Vigor Trigger

By Judy Dykstra Brown

old woman 2016

 

What once passed for vigor, I fear has turned into a case of fine acting. If I walk with energy, it is a forced energy expressed in spurts in situations where once I ran. I hope this can be attributed to the dignity of my age; but when I see others my age outpacing me, the jig is up and I am revealed for what I am—someone who, in spite of what I have always believed would happen, is wearing out and falling into that part of the life cycle that includes wrinkling up and slowing down. Ugh. I hate to admit it, but perhaps if I do it will be a type of therapy and in confronting it, it will go away—or at least it will lessen in its effect.

The truth is that I fear acting old more than I fear looking old. I hate it that I struggle to get up from a kneeling position and that I can in no way do it gracefully. I put both hands against the floor in front of me, raise my butt in the air and walk up to my hands—only way it seems possible without a lot of grunting and straining. In animal behavior, I would probably appear sexy as I do so, but I do not delude myself that any human being would find it so.

An additional truth to face now that I am 69 is that I am turning into my mother. Having to do more than one thing at once befuddles me and sometimes even one thing at a time is a bit confusing. Numbers don’t behave as they once did. I add and subtract and multiply and divide just fine. I grew up in a time before computers and handheld devices, so I’m used to doing functions mentally that youth finds better relegated to machines. The problem is in the interrelation of functions––just how to convert dimensions expressed in meters and tenths of meters to inches, to enable me to equate it to the past when all dimensions were expressed as such. Why describe in tenths of feet which are traditionally divided into twelve parts, not ten? Why not just convert to a decimal system entirely, which I could then translate easily to inches and then to feet and inches?

The world is no longer my oyster. Devices get smaller and smaller as my eyes get worse and worse. I can’t wait for all of today’s young programmers and systems designers to get to be 60 and to try to make use of the apps they’ve designed primarily for phones so tiny that you can barely find the phone, let alone make out pages as small as playing cards. And don’t even get me started on the designers of medicine labels! If it isn’t bad enough that they are in size 2 font, they then make them white on yellow or gray on blue so it is impossible to read them no matter what size they are. What are they thinking? The clincher was my optometrist’s card that was primarily empty space with the writing squeezed into one corner, so small that I doubt it could be read by anyone­­–glasses or no glasses, and remember, people come to optometrists primarily because they can’t see in the first place! In addition, it was one of those cards impossible to look at because the two colors used not only made it difficult to read, but tended to affect one’s astigmatism, or at the very least one’s sense of good taste.
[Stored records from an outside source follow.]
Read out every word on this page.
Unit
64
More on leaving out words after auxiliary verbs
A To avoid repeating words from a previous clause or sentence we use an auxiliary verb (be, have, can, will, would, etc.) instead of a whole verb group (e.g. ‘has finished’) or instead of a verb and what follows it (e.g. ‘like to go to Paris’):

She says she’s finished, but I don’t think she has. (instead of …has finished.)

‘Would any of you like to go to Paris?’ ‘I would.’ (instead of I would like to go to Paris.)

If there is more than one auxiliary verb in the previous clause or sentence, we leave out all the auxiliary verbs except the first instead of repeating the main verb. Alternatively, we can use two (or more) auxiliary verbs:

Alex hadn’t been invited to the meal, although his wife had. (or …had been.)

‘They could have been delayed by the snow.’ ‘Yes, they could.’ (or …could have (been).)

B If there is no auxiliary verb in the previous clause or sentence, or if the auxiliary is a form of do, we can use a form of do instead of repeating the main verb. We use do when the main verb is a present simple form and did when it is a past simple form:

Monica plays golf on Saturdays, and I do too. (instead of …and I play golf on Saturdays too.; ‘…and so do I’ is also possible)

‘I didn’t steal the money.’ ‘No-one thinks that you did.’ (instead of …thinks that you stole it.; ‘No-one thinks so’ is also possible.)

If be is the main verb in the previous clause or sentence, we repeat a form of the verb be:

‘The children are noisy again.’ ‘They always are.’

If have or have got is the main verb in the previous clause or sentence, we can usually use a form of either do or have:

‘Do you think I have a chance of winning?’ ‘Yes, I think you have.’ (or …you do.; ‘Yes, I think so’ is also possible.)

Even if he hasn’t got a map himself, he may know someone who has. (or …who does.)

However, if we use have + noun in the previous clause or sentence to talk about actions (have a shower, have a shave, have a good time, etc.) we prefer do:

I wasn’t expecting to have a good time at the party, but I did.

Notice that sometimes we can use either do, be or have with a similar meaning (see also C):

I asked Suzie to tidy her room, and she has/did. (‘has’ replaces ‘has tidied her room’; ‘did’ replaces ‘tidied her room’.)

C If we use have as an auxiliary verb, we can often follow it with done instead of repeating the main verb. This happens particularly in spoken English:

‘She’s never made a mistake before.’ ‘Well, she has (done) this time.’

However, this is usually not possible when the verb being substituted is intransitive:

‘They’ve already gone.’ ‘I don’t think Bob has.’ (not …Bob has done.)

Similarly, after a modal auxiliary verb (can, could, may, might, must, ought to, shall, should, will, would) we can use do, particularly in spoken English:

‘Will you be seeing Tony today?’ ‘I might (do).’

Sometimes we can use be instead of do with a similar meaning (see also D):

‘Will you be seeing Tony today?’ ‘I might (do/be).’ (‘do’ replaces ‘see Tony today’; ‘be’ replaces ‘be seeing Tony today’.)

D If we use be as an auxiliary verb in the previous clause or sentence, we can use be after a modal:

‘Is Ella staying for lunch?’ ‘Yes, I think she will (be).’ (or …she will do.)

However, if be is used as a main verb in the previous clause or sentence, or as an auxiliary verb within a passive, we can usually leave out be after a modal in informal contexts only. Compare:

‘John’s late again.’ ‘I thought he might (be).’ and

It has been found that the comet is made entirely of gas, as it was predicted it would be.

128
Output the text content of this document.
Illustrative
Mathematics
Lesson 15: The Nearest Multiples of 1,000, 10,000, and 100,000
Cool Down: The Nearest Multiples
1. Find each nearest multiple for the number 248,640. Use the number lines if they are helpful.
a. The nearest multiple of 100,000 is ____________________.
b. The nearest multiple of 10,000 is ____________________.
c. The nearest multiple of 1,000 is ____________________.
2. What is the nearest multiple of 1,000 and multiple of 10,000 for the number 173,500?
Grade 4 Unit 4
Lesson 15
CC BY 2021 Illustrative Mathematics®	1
I must admit that I have never been an athletic person. Zumba, yoga and pool aerobics have been my most successful and enduring modes of exercise. But what I have done, I have always done with great vigor. I work hard, in the past did all my own housework and gardening and have been a bit of a workaholic. But very recently, I find myself wearing out faster, sneaking off to a hidden corner to huff and puff a bit or lie down for a ten-minute rest. I find myself getting a bit testier and less patient when things go wrong, but blessedly usually express my frustration (aloud) primarily to myself.

It occurred to me earlier this year, however, that passing neighbors can probably hear me when I shout “Idiot” to myself—or worse. Or, when I yell at the dogs to stop barking or stop jumping up. “Judy, you’re worse than the dogs!” a friend sputtered, shaking his head one day as I roared “Frida, Diego, Morrie–stop!!!” as they executed a deafening chorus of deep barks when I arrived home and opened the garage door. So I guess that is one place where my energy remains unabated. When it comes to expressing myself, I have great vocal cords. You could even say I’m still capable of a vigorous rejoinder!!!